History of Alabama - Secession and Civil War, 1861-1865

Secession and Civil War, 1861-1865

The "Unionists" were successful in the elections of 1851 and 1852. Passage of the Kansas-Nebraska Bill and uncertainty about agitation against slavery led the State Democratic convention of 1856 to revive the "Alabama Platform". When the Democratic National Convention at Charleston, South Carolina, failed to approve the "Alabama Platform" in 1860, the Alabama delegates, followed by those of the other "cotton states", withdrew. Upon the election of Abraham Lincoln, Governor Andrew B. Moore, as previously instructed by the legislature, called a state convention. Many prominent men had opposed secession. In North Alabama, there was an attempt to organize a neutral state to be called Nickajack. With President Lincoln's call to arms in April 1861, most opposition to secession ended.

On January 11, 1861, the State of Alabama adopted the ordinances of secession from the Union (by a vote of 61-39). Until February 18, 1861, Alabama was informally called the Alabama Republic. It never changed its formal name which always has been "State of Alabama".

Alabama joined the Confederate States of America, whose government was organized at Montgomery on February 4, 1861.

Governor Moore energetically supported the Confederate war effort. Even before hostilities began, he seized Federal facilities, sent agents to buy rifles in the Northeast, and scoured the state for weapons. Despite some resistance in the northern part of the state, Alabama joined the Confederate States of America (CSA). Congressman Williamson R. W. Cobb was a Unionist and pleaded for compromise. When he ran for the Confederate congress in 1861, he was defeated. (In 1863, with war weariness growing in Alabama, he was elected on a wave of antiwar sentiment.) Secessionists brushed Cobb aside, and the CSA set up its temporary capital in Montgomery and selected Jefferson Davis as president. In May, the Confederate government abandoned Montgomery before the sickly season began, and relocated in Richmond. Virginia.

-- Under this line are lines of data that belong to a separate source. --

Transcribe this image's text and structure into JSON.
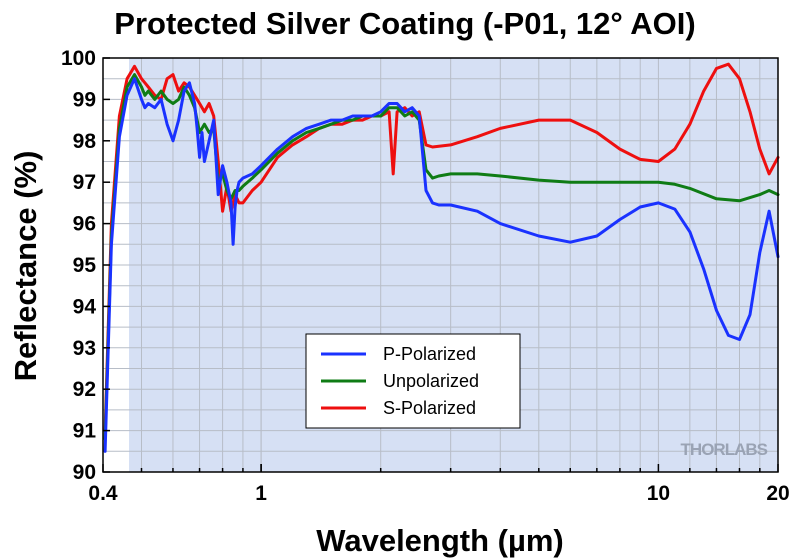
{
  "chart_data": {
    "type": "line",
    "title": "Protected Silver Coating (-P01, 12° AOI)",
    "xlabel": "Wavelength (µm)",
    "ylabel": "Reflectance (%)",
    "x_scale": "log",
    "xlim": [
      0.4,
      20
    ],
    "ylim": [
      90,
      100
    ],
    "x_tick_labels": [
      "0.4",
      "1",
      "10",
      "20"
    ],
    "x_tick_values": [
      0.4,
      1,
      10,
      20
    ],
    "y_tick_labels": [
      "90",
      "91",
      "92",
      "93",
      "94",
      "95",
      "96",
      "97",
      "98",
      "99",
      "100"
    ],
    "y_tick_values": [
      90,
      91,
      92,
      93,
      94,
      95,
      96,
      97,
      98,
      99,
      100
    ],
    "grid": true,
    "legend_position": "lower-center",
    "background_color": "#d6e0f4",
    "watermark": "THORLABS",
    "series": [
      {
        "name": "P-Polarized",
        "color": "#1a32ff",
        "x": [
          0.405,
          0.42,
          0.44,
          0.46,
          0.48,
          0.5,
          0.51,
          0.52,
          0.54,
          0.56,
          0.58,
          0.6,
          0.62,
          0.64,
          0.66,
          0.68,
          0.69,
          0.7,
          0.71,
          0.72,
          0.74,
          0.76,
          0.78,
          0.8,
          0.82,
          0.84,
          0.85,
          0.86,
          0.87,
          0.88,
          0.9,
          0.95,
          1.0,
          1.1,
          1.2,
          1.3,
          1.4,
          1.5,
          1.6,
          1.7,
          1.8,
          1.9,
          2.0,
          2.1,
          2.2,
          2.3,
          2.4,
          2.5,
          2.6,
          2.7,
          2.8,
          2.9,
          3.0,
          3.5,
          4.0,
          5.0,
          6.0,
          7.0,
          8.0,
          9.0,
          10.0,
          11.0,
          12.0,
          13.0,
          14.0,
          15.0,
          16.0,
          17.0,
          18.0,
          19.0,
          20.0
        ],
        "y": [
          90.5,
          95.5,
          98.1,
          99.1,
          99.5,
          99.0,
          98.8,
          98.9,
          98.8,
          99.0,
          98.4,
          98.0,
          98.5,
          99.2,
          99.4,
          98.9,
          98.3,
          97.6,
          98.2,
          97.5,
          98.0,
          98.5,
          96.7,
          97.4,
          97.0,
          96.5,
          95.5,
          96.4,
          96.8,
          97.0,
          97.1,
          97.2,
          97.4,
          97.8,
          98.1,
          98.3,
          98.4,
          98.5,
          98.5,
          98.6,
          98.6,
          98.6,
          98.7,
          98.9,
          98.9,
          98.7,
          98.8,
          98.6,
          96.8,
          96.5,
          96.45,
          96.45,
          96.45,
          96.3,
          96.0,
          95.7,
          95.55,
          95.7,
          96.1,
          96.4,
          96.5,
          96.35,
          95.8,
          94.9,
          93.9,
          93.3,
          93.2,
          93.8,
          95.3,
          96.3,
          95.2
        ]
      },
      {
        "name": "Unpolarized",
        "color": "#0f7c15",
        "x": [
          0.405,
          0.42,
          0.44,
          0.46,
          0.48,
          0.5,
          0.51,
          0.52,
          0.54,
          0.56,
          0.58,
          0.6,
          0.62,
          0.64,
          0.66,
          0.68,
          0.7,
          0.72,
          0.74,
          0.76,
          0.78,
          0.8,
          0.82,
          0.84,
          0.86,
          0.88,
          0.9,
          0.95,
          1.0,
          1.1,
          1.2,
          1.3,
          1.4,
          1.5,
          1.6,
          1.7,
          1.8,
          1.9,
          2.0,
          2.1,
          2.2,
          2.3,
          2.4,
          2.5,
          2.6,
          2.7,
          2.8,
          3.0,
          3.5,
          4.0,
          5.0,
          6.0,
          7.0,
          8.0,
          10.0,
          11.0,
          12.0,
          14.0,
          16.0,
          18.0,
          19.0,
          20.0
        ],
        "y": [
          90.8,
          95.7,
          98.3,
          99.3,
          99.6,
          99.3,
          99.1,
          99.2,
          99.0,
          99.2,
          99.0,
          98.9,
          99.0,
          99.3,
          99.1,
          98.8,
          98.2,
          98.4,
          98.2,
          98.3,
          97.0,
          97.2,
          96.8,
          96.6,
          96.8,
          96.8,
          96.9,
          97.1,
          97.3,
          97.7,
          98.0,
          98.2,
          98.3,
          98.4,
          98.5,
          98.5,
          98.6,
          98.6,
          98.6,
          98.8,
          98.8,
          98.6,
          98.7,
          98.5,
          97.3,
          97.1,
          97.15,
          97.2,
          97.2,
          97.15,
          97.05,
          97.0,
          97.0,
          97.0,
          97.0,
          96.95,
          96.85,
          96.6,
          96.55,
          96.7,
          96.8,
          96.7
        ]
      },
      {
        "name": "S-Polarized",
        "color": "#ee0f0f",
        "x": [
          0.405,
          0.42,
          0.44,
          0.46,
          0.48,
          0.5,
          0.51,
          0.52,
          0.54,
          0.56,
          0.58,
          0.6,
          0.62,
          0.64,
          0.66,
          0.68,
          0.7,
          0.72,
          0.74,
          0.76,
          0.78,
          0.8,
          0.82,
          0.84,
          0.86,
          0.88,
          0.9,
          0.95,
          1.0,
          1.1,
          1.2,
          1.3,
          1.4,
          1.5,
          1.6,
          1.7,
          1.8,
          1.9,
          2.0,
          2.1,
          2.15,
          2.2,
          2.3,
          2.4,
          2.5,
          2.6,
          2.7,
          3.0,
          3.5,
          4.0,
          5.0,
          6.0,
          7.0,
          8.0,
          9.0,
          10.0,
          11.0,
          12.0,
          13.0,
          14.0,
          15.0,
          16.0,
          17.0,
          18.0,
          19.0,
          20.0
        ],
        "y": [
          91.0,
          96.0,
          98.6,
          99.5,
          99.8,
          99.5,
          99.4,
          99.3,
          99.1,
          99.0,
          99.5,
          99.6,
          99.2,
          99.4,
          99.3,
          99.1,
          98.9,
          98.7,
          98.9,
          98.6,
          97.5,
          96.3,
          96.9,
          96.3,
          96.7,
          96.5,
          96.5,
          96.8,
          97.0,
          97.6,
          97.9,
          98.1,
          98.3,
          98.4,
          98.4,
          98.5,
          98.5,
          98.6,
          98.6,
          98.7,
          97.2,
          98.7,
          98.8,
          98.6,
          98.7,
          97.9,
          97.85,
          97.9,
          98.1,
          98.3,
          98.5,
          98.5,
          98.2,
          97.8,
          97.55,
          97.5,
          97.8,
          98.4,
          99.2,
          99.75,
          99.85,
          99.5,
          98.7,
          97.8,
          97.2,
          97.6
        ]
      }
    ]
  }
}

Some idea of the severe internal logistics problems the Confederacy faced can be seen by tracing Davis's journey from Mississippi, the next state over. From his plantation on the river, he took a steamboat down the Mississippi to Vicksburg, boarded a train to Jackson, where he took another train north to Grand Junction, then a third train east to Chattanooga, Tennessee, and a fourth train to Atlanta, Georgia. Yet another train took Davis to the Alabama border, where a final train took him to Montgomery. As the war proceeded, the Federals seized the Mississippi River, burned trestles and railroad bridges, and tore up track. The frail Confederate railroad system faltered and virtually collapsed for want of repairs and replacement parts.

In the early part of the Civil War, Alabama was not the scene of military operations, yet the state contributed about 120,000 men to the Confederate service, practically all the white population capable of bearing arms. Most were recruited locally and served with men they knew, which built esprit and strengthened ties to home. Medical conditions were severe. About 15% of fatalities were from disease, more than the 10% from battle. Alabama had few well-equipped hospitals, but it had many women who volunteered to nurse the sick and wounded. Soldiers were poorly equipped, especially after 1863. Often they pillaged the dead for boots, belts, canteens, blankets, hats, shirts and pants. Uncounted thousands of slaves worked with Confederate troops; they took care of horses and equipment, cooked and did laundry, hauled supplies, and helped in field hospitals. Other slaves built defensive installations, especially those around Mobile. They graded roads, repaired railroads, drove supply wagons, and labored in iron mines, iron foundries and even in the munitions factories. The service of slaves was involuntary: their unpaid labor was impressed from their unpaid masters. About 10,000 slaves escaped and joined the Union army, along with 2,700 white men.

Thirty-nine Alabamians attained flag rank, most notably Lieutenant General James Longstreet and Admiral Raphael Semmes. Josiah Gorgas, who came to Alabama from Pennsylvania, was the chief of ordnance for the Confederacy. He located new munitions plants in Selma, which employed 10,000 workers until the Union soldiers burned the factories down in 1865. Selma Arsenal made most of the Confederacy's ammunition. The Selma Naval Ordnance Works made artillery, turning out a cannon every five days. The Confederate Naval Yard built ships and was noted for launching the CSS Tennessee in 1863 to defend Mobile Bay. Selma's Confederate Nitre Works procured niter, for gunpowder, from limestone caves. When supplies were low, it advertised for housewives to save the contents of their chamber pots—urine, a rich source of nitrogen.

In 1863, Union forces secured a foothold in northern Alabama in spite of the opposition of General Nathan B. Forrest. From 1861, the Union blockade shut Mobile, and, in 1864, the outer defenses of Mobile were taken by a Union fleet; the city itself held out until April 1865.